# Foam cutting knifes



## Wizard46 (Jun 21, 2017)

What foam cutting knife are you using. I found several around $40 on Amazon. Only looking to do small building modeling with green foam from Lowe's


----------



## wvgca (Jan 21, 2013)

i don't know about the 'store bought' ones, bur I made one for a lot less than that..
two feet of nichrome wire, a light dimmer, and a transformer on top of an old piece of melamine..

not very fancy, but did all the foam work for a 16' x 16 layout, some up to eight inches high..

if you buy one, for convenience get a ripping guide so that you can cut, say two or three inches with some repeatability, and accuracy .

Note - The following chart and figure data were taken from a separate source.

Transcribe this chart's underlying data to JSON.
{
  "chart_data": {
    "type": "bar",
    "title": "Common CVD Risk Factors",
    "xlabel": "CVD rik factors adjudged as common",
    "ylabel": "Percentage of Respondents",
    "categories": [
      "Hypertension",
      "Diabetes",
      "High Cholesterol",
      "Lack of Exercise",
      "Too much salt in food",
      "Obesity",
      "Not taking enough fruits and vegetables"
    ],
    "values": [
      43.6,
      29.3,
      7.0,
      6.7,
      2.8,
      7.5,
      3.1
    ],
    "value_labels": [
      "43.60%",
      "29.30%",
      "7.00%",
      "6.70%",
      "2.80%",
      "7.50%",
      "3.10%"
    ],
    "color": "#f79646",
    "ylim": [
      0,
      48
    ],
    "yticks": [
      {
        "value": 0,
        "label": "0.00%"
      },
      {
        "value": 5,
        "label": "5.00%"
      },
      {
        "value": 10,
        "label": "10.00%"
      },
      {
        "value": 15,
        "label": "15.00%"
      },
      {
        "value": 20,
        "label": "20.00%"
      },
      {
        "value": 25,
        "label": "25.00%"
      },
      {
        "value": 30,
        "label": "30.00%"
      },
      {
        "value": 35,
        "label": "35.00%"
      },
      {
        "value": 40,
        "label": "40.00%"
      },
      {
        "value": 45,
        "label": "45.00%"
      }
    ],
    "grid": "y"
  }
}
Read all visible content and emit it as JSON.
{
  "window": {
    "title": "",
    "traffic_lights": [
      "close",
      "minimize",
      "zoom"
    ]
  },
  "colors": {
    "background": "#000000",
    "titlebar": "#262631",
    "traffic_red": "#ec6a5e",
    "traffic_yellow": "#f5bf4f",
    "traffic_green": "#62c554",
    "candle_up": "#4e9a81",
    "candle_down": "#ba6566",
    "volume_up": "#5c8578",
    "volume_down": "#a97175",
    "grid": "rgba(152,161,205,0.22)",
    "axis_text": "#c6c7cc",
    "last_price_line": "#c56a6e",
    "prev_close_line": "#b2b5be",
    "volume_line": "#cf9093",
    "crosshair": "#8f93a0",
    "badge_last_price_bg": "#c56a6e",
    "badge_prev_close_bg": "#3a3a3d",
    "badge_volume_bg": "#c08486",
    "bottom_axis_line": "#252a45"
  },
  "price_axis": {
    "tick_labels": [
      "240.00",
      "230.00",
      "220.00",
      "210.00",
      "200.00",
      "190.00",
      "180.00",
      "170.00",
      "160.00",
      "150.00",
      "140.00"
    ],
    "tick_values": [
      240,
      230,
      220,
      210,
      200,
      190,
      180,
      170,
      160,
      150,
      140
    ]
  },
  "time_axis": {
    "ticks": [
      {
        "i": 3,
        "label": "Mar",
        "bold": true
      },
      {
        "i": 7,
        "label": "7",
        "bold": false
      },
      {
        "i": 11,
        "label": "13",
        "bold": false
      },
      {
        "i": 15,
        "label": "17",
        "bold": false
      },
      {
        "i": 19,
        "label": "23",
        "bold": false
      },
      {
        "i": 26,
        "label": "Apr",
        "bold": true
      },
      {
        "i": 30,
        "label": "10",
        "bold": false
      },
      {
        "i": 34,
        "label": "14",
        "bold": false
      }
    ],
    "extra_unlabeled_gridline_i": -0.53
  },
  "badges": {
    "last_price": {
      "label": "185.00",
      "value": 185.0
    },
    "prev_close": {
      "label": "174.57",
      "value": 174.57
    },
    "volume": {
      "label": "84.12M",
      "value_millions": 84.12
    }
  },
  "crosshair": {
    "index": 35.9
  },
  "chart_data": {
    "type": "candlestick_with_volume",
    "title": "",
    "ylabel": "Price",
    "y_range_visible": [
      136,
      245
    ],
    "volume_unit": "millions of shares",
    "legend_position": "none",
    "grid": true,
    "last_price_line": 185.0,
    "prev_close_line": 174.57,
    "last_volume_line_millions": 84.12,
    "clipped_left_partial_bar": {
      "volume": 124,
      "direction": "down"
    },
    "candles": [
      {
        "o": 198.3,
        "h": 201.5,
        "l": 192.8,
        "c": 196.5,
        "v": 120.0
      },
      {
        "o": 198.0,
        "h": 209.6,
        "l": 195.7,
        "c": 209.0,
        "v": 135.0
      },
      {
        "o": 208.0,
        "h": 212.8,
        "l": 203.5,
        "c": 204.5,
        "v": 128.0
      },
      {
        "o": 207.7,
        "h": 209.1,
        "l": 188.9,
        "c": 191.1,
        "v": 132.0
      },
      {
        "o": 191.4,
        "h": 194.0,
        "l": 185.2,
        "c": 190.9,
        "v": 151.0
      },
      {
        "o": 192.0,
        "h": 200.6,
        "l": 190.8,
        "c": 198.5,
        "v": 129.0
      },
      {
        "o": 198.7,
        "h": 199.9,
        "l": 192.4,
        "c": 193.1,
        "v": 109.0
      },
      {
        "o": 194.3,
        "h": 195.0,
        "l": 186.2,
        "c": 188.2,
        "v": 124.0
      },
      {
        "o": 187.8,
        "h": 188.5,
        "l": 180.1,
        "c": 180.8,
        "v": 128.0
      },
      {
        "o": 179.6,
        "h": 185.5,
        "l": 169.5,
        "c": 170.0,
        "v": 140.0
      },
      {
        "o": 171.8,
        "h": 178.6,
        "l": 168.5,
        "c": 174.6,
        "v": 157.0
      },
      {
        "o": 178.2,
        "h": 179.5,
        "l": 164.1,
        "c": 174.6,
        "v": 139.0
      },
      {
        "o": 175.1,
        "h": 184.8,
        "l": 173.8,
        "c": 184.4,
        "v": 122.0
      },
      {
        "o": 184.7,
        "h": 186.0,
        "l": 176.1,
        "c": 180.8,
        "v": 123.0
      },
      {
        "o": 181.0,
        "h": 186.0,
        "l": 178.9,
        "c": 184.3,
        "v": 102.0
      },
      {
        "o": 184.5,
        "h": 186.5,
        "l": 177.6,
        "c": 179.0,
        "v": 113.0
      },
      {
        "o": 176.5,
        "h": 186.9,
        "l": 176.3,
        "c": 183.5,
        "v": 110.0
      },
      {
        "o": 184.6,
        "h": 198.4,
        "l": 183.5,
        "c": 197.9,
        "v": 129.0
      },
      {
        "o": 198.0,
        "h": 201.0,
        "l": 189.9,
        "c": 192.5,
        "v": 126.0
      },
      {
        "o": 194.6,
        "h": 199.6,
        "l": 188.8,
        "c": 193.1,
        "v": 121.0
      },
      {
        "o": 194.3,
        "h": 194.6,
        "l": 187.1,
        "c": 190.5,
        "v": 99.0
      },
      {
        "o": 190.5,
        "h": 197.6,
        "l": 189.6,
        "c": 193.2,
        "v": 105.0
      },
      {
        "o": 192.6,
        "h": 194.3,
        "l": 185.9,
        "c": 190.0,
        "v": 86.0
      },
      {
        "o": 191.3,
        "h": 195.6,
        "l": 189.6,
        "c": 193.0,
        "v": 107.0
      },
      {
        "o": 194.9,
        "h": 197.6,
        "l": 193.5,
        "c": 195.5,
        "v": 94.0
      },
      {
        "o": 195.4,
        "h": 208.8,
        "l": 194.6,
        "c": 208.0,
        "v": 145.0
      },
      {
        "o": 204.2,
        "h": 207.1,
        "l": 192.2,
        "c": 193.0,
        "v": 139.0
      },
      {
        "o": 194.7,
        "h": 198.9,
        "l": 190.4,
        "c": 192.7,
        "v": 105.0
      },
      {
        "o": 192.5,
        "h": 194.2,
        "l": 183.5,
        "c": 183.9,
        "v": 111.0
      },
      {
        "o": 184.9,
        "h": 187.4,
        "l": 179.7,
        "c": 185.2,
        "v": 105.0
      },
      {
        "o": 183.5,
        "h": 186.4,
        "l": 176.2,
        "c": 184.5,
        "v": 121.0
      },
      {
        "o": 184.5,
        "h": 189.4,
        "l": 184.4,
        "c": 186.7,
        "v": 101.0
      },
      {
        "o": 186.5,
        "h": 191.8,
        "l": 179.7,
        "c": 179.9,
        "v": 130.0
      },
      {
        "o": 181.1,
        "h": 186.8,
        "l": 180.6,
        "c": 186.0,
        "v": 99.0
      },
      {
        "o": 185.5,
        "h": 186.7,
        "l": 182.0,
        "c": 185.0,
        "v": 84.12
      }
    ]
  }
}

a 'hot wire' cutter of any type sure does come in handy


----------



## CTValleyRR (Jul 26, 2014)

I use a mini-hacksaw for cuts, and a Sur-form rasp for shaping.


----------



## Colorado1445 (Nov 11, 2017)

I am going for the Cardboard Plaster method due to my obsession of doing unconventional building methods for the fun of it.


----------



## Massey (Apr 16, 2011)

CTValleyRR said:


> I use a mini-hacksaw for cuts, and a Sur-form rasp for shaping.


^^
This! 


I also use a Sheetrock saw, it works the same but has a sharp point for starting cuts in the middle of the foam.


----------



## CTValleyRR (Jul 26, 2014)

Colorado1445 said:


> I am going for the Cardboard Plaster method due to my obsession of doing unconventional building methods for the fun of it.


Funny. Cardboard strips and plaster is about as conventional as it gets. You could call it retro.

Extruded foam panels are the "newfangled" method.


----------



## Colorado1445 (Nov 11, 2017)

CTValleyRR said:


> Funny. Cardboard strips and plaster is about as conventional as it gets. You could call it retro.
> 
> Extruded foam panels are the "newfangled" method.


Oh... 

I thought it was unconventional due to the popularity of foam. Well...


----------